Desde a implantação da portaria em 2002, o Ministério da Justiça já aplicou 85 multas em empresas por alteração do volume do produto sem comunicação adequada ao consumidor. Juntas somam R$ 31 milhões. As duas mais recentes foram aplicadas em abril do ano passado, quando as fabricantes da água mineral Minalba e do xampu Colorama Ultra Camomila foram penalizadas em R$ 419.201,20 e R$ 543.659,25, respectivamente. A Minalba reduziu as embalagens da Água Mineral com Gás de 600ml para 510ml. A Procosa Produtos de Beleza, fabricante do xampu Colorama, reduziu a embalagem de 500ml para 350ml, sem a devida informação ao consumidor. As duas fabricantes recorreram das decisões do órgão e aguardam julgamento dos recursos. Elas garantem ter informado sobre as mudanças, como determina a portaria.

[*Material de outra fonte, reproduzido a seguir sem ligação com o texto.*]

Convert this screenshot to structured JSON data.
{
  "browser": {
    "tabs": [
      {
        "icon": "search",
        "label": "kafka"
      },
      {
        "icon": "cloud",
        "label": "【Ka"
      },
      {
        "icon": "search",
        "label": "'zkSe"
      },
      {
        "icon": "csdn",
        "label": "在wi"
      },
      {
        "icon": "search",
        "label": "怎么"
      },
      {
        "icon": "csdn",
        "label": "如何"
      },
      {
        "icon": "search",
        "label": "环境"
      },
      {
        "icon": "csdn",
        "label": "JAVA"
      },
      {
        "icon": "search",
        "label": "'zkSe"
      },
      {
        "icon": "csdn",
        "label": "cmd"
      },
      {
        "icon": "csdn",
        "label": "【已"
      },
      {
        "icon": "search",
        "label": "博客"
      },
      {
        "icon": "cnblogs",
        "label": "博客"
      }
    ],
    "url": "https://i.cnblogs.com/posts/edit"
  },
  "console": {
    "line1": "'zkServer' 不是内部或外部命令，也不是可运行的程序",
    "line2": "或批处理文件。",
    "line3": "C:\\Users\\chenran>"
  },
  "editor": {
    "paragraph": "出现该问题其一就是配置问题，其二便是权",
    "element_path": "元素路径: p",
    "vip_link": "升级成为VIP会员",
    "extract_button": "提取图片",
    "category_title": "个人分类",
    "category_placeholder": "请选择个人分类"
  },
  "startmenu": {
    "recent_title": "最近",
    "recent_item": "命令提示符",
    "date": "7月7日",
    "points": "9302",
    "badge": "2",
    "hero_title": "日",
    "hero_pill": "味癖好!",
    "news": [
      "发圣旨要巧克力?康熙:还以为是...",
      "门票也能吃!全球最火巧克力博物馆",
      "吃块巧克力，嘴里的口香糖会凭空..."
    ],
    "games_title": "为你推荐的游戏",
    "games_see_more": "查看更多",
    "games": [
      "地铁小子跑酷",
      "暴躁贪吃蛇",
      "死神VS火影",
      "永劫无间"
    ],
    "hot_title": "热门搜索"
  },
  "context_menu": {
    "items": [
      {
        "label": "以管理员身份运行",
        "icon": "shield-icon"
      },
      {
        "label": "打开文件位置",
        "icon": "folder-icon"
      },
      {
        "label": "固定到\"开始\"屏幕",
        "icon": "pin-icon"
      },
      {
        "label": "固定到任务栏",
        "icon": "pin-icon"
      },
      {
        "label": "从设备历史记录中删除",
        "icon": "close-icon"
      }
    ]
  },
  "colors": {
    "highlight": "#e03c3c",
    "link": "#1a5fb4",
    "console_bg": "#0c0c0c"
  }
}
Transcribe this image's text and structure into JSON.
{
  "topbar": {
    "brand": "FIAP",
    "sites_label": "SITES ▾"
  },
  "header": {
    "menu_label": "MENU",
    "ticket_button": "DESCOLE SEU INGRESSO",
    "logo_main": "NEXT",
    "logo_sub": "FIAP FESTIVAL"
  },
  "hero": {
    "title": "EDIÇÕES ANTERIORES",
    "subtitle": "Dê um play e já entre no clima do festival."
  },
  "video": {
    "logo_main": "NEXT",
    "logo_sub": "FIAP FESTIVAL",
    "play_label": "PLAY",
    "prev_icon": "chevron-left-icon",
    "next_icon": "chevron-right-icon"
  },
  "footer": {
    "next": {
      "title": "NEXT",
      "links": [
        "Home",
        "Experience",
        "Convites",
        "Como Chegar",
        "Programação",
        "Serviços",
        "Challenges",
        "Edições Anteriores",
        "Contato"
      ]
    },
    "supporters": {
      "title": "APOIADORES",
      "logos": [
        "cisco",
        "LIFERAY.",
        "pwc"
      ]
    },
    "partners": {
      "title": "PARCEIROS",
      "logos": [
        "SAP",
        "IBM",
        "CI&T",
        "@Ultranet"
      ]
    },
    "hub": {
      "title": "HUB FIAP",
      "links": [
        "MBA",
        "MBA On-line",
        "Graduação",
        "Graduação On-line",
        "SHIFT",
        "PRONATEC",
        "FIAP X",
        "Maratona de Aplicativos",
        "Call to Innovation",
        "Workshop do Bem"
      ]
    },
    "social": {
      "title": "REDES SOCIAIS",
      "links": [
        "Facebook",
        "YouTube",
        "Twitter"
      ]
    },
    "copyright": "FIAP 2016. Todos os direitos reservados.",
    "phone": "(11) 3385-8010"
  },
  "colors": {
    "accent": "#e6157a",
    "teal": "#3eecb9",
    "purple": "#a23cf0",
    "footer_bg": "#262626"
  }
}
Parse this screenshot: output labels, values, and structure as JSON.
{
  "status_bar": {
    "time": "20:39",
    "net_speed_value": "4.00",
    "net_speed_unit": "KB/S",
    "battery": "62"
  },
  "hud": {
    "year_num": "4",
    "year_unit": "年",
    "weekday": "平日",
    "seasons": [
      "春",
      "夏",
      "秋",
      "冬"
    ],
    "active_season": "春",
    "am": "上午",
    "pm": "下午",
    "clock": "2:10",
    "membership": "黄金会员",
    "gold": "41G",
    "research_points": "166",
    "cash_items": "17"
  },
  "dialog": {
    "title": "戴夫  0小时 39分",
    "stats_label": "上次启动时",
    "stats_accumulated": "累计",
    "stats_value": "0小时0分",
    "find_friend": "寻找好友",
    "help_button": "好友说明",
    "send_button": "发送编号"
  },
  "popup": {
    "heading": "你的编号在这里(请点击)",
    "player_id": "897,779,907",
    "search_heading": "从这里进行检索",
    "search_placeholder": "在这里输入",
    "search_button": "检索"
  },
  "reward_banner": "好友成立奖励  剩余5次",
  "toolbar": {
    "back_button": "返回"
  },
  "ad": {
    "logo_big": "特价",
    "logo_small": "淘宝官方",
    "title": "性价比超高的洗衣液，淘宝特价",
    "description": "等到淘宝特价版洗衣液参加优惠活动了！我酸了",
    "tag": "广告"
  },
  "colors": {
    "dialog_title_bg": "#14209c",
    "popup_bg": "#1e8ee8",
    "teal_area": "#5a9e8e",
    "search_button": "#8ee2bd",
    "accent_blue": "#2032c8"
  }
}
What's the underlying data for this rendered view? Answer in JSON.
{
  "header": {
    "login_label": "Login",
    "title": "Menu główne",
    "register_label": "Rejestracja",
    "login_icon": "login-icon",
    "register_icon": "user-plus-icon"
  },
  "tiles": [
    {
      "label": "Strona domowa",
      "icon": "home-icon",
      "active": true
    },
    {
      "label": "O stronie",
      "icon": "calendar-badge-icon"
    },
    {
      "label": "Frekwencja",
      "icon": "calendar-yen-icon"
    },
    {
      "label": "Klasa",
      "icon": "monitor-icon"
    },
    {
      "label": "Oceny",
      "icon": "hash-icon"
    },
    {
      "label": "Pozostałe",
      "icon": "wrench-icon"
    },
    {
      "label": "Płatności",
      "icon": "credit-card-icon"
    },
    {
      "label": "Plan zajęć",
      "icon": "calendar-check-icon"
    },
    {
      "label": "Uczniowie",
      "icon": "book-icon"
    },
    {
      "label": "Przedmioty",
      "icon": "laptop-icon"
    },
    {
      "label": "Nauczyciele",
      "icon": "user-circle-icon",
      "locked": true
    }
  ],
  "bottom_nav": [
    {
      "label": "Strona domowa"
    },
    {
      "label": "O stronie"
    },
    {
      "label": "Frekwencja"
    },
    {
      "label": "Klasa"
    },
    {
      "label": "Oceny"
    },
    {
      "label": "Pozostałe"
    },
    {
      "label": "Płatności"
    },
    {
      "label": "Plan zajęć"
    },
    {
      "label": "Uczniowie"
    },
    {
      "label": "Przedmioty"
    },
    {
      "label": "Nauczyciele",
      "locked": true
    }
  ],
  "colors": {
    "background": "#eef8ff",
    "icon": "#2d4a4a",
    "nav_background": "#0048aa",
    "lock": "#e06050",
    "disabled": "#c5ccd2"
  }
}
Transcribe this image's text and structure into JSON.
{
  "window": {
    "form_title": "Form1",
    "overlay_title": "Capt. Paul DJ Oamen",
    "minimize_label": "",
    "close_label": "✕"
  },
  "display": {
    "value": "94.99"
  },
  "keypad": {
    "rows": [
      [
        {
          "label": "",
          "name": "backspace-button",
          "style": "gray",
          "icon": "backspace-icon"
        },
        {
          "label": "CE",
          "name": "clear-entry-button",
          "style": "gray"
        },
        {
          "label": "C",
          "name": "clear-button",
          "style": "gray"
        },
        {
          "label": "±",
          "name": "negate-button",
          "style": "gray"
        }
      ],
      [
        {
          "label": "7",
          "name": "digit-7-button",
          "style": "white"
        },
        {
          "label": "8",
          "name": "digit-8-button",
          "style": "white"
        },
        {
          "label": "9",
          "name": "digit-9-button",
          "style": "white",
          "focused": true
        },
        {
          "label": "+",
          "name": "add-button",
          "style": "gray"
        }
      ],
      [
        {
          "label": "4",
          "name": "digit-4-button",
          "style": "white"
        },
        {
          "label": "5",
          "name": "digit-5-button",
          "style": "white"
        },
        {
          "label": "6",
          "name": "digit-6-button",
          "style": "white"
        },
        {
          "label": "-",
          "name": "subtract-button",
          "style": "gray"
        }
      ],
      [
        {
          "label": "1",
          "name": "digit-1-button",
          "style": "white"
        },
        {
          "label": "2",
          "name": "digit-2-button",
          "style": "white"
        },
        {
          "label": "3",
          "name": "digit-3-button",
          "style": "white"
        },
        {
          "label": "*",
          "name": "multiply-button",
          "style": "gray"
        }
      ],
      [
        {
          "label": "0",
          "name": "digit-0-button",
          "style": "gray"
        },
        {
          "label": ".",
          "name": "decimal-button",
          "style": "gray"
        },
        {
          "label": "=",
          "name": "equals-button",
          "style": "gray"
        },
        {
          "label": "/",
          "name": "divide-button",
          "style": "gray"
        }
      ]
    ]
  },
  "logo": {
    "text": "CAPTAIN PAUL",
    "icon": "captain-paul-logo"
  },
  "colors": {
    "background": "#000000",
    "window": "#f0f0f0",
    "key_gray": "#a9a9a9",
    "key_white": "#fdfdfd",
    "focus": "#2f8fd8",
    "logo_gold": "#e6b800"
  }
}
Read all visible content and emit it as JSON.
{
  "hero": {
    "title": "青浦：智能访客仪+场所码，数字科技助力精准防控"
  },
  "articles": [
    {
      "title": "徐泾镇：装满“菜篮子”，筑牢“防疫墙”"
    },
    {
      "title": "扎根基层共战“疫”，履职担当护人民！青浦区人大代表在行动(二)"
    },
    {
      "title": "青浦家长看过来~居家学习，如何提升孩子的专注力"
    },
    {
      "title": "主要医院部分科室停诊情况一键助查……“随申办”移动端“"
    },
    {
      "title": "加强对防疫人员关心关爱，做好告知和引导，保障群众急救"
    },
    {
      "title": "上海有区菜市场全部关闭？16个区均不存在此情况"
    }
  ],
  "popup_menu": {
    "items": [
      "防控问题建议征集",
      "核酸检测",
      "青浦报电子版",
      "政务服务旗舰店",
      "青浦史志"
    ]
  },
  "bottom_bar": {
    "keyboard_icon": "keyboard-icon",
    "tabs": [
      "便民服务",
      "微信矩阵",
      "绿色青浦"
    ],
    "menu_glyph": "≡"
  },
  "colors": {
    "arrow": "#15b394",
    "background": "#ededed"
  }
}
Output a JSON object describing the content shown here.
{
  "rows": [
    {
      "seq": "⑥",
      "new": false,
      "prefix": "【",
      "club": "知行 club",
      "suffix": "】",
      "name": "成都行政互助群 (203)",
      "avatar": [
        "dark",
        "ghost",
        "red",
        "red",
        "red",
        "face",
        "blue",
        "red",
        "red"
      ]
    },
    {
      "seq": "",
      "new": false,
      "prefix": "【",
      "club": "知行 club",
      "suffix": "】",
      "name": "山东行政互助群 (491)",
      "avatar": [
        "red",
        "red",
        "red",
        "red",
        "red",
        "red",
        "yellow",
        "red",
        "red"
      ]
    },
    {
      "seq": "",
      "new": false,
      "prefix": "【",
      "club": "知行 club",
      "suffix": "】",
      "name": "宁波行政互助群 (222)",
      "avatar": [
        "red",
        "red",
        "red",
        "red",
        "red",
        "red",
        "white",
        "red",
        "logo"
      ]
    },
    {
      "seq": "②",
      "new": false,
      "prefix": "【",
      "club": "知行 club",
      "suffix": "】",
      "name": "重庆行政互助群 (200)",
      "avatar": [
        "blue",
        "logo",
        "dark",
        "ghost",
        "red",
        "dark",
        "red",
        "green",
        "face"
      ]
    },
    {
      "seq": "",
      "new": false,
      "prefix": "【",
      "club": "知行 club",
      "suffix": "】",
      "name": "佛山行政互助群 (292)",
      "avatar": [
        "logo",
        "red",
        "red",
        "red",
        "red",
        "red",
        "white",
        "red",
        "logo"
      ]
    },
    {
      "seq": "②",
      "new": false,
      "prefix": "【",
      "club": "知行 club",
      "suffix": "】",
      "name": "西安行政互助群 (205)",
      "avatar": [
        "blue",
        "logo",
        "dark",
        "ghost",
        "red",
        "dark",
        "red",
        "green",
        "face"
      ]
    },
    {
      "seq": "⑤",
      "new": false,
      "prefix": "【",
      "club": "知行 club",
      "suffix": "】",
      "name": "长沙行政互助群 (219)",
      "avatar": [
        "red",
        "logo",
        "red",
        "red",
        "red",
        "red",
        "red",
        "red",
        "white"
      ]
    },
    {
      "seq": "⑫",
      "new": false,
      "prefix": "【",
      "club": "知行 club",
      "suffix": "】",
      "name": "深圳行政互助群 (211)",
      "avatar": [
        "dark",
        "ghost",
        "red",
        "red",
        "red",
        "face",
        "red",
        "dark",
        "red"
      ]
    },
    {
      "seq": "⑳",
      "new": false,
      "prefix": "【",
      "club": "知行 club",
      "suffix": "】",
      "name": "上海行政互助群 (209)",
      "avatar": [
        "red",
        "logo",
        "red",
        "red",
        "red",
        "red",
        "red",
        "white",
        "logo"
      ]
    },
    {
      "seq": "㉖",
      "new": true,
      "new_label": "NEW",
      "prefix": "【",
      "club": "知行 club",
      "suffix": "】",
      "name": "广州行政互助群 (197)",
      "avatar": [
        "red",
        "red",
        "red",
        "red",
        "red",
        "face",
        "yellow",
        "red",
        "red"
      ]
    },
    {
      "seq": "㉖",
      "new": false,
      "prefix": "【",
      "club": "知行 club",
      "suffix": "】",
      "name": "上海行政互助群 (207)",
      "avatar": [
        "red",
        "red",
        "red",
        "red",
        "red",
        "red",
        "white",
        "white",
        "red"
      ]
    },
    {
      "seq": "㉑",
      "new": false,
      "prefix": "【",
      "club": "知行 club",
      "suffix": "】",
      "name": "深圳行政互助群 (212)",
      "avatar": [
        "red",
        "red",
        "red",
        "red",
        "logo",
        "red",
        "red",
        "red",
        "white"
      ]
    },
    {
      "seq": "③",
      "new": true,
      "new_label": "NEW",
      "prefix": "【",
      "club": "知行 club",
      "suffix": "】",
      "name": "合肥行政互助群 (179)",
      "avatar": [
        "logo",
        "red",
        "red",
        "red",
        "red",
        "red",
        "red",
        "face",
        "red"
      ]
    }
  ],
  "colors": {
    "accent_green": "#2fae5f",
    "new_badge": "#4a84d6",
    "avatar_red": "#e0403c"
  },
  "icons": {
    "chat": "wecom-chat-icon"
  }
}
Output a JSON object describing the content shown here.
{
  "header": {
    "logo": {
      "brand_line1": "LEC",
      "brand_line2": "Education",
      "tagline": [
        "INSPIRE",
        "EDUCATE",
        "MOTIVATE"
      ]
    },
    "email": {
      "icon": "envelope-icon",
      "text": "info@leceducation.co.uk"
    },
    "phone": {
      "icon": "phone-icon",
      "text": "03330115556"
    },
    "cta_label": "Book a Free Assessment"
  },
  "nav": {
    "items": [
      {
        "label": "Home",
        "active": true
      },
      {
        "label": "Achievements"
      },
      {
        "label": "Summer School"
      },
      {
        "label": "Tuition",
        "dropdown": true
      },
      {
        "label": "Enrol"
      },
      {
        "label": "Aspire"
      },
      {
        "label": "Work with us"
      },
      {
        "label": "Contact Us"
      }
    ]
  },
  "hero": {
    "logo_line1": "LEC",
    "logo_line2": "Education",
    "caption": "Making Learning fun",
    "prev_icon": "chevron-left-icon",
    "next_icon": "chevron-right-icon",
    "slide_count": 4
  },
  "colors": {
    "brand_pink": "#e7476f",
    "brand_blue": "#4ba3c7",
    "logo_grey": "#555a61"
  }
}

Empresas negam relação com preço

A Pandurata Alimentos informou que a mudança no wafer Bauducco ocorreu no Sudeste do país, ano passado, “devido ao movimento de harmonização adotado pela marca”. A região Sul já possuía o produto na versão 140g. A Itambé disse que a linha de requeijão passou por uma adequação na embalagem de 250g para 220g em agosto de 2014, “para enquadrar o produto no padrão de gramatura usual para a categoria (de alimentos)”. A empresa informou, ainda, ter comunicado os consumidores sobre a alteração nos rótulos, conforme determina a portaria, e nas gôndolas.
A P&G, fabricante do sabão em pó Ace Naturals, garantiu que a marca não substituiu a embalagem de 1kg, mas sim incrementou o portfólio lançando a versão com 750g. Acrescenta, ainda, que “embora não tenha controle sobre os preço no mercado, a embalagem menor dificilmente é vendida pelo varejista com preço semelhante à de 1kg”.
A marca Dove disse que os dois kits promocionais têm preços distintos. O maior no valor médio de R$17,90, e o com condicionador 200ml R$ 13,90 em média.